C’est la grosse déception des Jeux olympiques de Pékin. Avant le début des jeux, le DTN de l'athlétisme français, Franck Chevalier, avait fixé un objectif de médailles compris entre deux et quatre. Un peu trop optimiste. Il devra se contenter d’une unique médaille d’argent, rapportée par Mahiedine Mekhissi-Benabbad sur 3000 m steeple. Mais aucune par une femme. Le fiasco aura été total pour les sprinteuses. Ni Christine Arron, ni Muriel Hurtis qu’on annonçait pourtant en grande forme, n’ont réussi à atteindre une finale. Christine a chuté dès les quarts de finale du 100 m, et Muriel a été éliminée en demi-finales du 200 m. On aurait pu penser que les Françaises se rattraperaient avec le relais. Il n’en est rien. Le 4 x 100 m, médaillé de bronze à Athènes, a été éliminé dès les séries pour perte du témoin. Le 4 x 400 m a lui été éliminé en demie.

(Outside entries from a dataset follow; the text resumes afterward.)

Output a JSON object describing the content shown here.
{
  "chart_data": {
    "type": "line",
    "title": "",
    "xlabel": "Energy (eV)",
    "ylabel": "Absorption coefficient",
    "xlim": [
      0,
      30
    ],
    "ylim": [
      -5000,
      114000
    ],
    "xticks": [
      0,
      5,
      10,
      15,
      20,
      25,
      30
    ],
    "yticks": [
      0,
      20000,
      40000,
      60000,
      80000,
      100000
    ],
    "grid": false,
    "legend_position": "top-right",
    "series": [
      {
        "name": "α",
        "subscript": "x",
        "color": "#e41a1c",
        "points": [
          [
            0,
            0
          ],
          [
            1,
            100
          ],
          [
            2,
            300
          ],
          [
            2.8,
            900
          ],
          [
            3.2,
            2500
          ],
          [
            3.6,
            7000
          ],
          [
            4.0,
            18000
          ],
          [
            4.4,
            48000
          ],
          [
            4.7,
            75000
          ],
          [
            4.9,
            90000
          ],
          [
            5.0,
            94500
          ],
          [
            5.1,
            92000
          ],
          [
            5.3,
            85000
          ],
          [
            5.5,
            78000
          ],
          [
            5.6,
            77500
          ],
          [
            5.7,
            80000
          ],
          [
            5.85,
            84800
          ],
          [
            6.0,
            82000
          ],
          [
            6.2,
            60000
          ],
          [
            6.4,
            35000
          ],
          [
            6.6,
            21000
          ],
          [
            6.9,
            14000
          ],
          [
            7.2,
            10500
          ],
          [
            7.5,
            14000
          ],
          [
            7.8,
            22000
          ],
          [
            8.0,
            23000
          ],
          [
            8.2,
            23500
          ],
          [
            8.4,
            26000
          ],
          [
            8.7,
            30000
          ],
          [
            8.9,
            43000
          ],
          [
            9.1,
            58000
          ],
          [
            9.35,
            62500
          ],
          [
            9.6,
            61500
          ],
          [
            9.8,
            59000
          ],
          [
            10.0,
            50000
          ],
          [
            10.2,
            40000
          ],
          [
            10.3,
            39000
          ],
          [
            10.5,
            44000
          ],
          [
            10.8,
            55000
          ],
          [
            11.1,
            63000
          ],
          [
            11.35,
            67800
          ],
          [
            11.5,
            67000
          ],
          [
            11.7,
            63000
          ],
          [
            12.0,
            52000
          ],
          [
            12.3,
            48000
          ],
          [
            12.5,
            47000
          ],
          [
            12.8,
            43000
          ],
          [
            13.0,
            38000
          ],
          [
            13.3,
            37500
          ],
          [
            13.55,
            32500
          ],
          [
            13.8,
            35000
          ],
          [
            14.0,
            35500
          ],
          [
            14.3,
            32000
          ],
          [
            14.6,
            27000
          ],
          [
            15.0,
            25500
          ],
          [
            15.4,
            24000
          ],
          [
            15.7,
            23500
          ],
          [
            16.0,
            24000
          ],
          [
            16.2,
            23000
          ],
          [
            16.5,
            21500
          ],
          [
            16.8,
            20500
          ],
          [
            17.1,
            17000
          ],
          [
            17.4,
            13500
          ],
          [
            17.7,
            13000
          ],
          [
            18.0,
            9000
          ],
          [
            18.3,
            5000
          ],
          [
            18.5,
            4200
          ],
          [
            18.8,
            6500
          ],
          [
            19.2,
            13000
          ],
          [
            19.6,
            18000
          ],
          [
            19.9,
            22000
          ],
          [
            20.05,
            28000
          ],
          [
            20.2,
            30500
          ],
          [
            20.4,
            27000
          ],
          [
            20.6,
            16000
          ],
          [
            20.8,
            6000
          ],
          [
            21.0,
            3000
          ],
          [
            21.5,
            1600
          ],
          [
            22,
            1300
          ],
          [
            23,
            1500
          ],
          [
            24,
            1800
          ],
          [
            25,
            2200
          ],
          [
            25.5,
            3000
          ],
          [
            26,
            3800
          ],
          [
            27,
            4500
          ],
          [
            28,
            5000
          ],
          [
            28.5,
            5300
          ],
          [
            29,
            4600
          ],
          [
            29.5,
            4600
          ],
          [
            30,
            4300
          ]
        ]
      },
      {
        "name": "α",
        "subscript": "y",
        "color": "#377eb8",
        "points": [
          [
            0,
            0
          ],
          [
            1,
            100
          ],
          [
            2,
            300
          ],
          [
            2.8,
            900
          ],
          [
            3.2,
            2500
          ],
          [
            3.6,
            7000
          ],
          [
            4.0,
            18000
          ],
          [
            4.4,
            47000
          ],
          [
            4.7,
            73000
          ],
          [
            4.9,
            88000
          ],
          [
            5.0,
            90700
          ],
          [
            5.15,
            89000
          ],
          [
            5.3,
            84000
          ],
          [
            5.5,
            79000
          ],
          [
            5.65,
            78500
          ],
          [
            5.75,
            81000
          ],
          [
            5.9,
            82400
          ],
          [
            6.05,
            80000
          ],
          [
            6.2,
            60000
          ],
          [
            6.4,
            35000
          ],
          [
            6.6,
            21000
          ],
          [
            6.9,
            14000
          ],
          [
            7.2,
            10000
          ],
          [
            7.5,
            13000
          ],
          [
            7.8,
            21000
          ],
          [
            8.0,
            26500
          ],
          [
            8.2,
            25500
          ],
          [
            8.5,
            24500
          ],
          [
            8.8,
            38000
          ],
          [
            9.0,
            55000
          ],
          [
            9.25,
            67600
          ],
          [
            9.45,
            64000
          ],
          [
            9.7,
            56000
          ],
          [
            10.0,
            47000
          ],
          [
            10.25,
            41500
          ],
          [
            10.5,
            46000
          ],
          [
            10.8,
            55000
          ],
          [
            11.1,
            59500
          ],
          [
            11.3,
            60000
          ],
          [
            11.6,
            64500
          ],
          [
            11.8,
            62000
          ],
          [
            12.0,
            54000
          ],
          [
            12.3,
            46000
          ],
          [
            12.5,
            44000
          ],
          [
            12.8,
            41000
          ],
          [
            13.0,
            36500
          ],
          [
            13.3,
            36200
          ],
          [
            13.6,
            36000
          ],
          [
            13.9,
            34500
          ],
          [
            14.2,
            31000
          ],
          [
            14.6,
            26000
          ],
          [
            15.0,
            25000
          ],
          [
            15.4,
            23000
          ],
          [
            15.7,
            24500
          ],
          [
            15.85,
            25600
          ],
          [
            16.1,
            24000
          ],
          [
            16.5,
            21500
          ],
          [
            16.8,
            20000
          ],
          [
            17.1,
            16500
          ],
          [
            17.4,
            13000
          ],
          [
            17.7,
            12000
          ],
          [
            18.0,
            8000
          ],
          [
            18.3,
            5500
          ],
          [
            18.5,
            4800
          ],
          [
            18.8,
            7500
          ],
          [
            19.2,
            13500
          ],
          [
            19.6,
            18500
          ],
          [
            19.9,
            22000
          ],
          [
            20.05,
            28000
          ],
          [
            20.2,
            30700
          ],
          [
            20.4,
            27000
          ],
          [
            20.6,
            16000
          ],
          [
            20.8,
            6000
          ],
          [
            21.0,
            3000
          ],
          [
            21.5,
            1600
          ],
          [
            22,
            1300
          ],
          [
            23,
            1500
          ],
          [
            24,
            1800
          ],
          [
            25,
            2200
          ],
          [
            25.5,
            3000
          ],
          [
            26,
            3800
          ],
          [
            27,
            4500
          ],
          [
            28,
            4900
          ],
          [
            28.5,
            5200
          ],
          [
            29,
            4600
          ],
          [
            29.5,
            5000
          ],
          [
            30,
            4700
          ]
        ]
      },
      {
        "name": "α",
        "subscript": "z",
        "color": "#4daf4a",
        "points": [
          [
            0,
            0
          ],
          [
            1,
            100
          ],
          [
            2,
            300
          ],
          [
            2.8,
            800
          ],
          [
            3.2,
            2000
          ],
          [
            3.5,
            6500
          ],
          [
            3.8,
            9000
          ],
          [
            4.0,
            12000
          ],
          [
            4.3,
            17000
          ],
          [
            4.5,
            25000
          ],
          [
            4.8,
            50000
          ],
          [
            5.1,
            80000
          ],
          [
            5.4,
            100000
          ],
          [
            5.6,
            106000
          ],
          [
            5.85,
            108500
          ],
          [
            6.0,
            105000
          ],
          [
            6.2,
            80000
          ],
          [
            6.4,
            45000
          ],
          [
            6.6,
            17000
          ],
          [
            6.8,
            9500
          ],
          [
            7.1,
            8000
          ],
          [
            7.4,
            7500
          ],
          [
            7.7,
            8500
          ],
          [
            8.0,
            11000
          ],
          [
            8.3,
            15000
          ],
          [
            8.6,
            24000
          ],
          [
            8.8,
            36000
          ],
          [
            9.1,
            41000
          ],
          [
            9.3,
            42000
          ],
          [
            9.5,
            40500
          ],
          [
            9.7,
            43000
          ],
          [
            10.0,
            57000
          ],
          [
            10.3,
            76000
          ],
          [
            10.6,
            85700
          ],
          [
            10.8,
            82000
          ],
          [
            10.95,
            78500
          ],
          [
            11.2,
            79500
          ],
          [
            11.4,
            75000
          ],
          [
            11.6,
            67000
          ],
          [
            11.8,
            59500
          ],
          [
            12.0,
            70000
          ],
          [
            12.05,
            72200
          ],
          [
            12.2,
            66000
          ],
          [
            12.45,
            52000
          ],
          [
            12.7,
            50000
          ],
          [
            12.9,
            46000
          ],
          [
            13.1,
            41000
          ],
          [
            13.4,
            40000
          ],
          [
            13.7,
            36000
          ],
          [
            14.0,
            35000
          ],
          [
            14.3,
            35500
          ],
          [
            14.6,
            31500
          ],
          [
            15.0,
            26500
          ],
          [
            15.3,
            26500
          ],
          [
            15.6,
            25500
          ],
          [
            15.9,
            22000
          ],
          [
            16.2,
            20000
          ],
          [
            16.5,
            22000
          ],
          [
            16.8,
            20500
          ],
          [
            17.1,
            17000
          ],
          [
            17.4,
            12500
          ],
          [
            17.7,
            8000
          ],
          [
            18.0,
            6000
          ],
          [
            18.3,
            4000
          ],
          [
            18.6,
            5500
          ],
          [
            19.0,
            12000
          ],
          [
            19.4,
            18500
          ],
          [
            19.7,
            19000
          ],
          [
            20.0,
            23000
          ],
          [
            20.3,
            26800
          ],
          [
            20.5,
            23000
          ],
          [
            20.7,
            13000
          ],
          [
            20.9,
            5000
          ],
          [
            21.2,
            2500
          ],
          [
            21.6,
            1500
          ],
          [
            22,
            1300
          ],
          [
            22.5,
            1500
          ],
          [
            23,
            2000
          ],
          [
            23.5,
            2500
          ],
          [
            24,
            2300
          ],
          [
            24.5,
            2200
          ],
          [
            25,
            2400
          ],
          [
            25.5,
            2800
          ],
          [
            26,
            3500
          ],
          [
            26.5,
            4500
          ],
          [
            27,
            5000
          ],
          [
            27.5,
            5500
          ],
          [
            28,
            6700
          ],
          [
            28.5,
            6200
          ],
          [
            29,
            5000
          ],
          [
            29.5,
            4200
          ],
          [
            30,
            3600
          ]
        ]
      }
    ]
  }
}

Bernard Laporte, secrétaire d’État de la Jeunesse et des Sports, n’a pas tardé à dresser un bilan de ces JO catastrophes. "Dire que la performance en athlétisme n'est pas bonne, oui. C'est unanime. Nous devons d'abord laver le linge sale en famille. J'entends beaucoup de choses qui se disent. Je crois qu'il serait bien qu'ils se mettent autour d'une table et qu'ils se disent leurs quatre vérités entre eux". Avant d’ajouter : "nous voulons une fédération d'athlétisme qui retrouve un certain standing et à travers ce standing, de la performance." La tache s’annonce compliquée.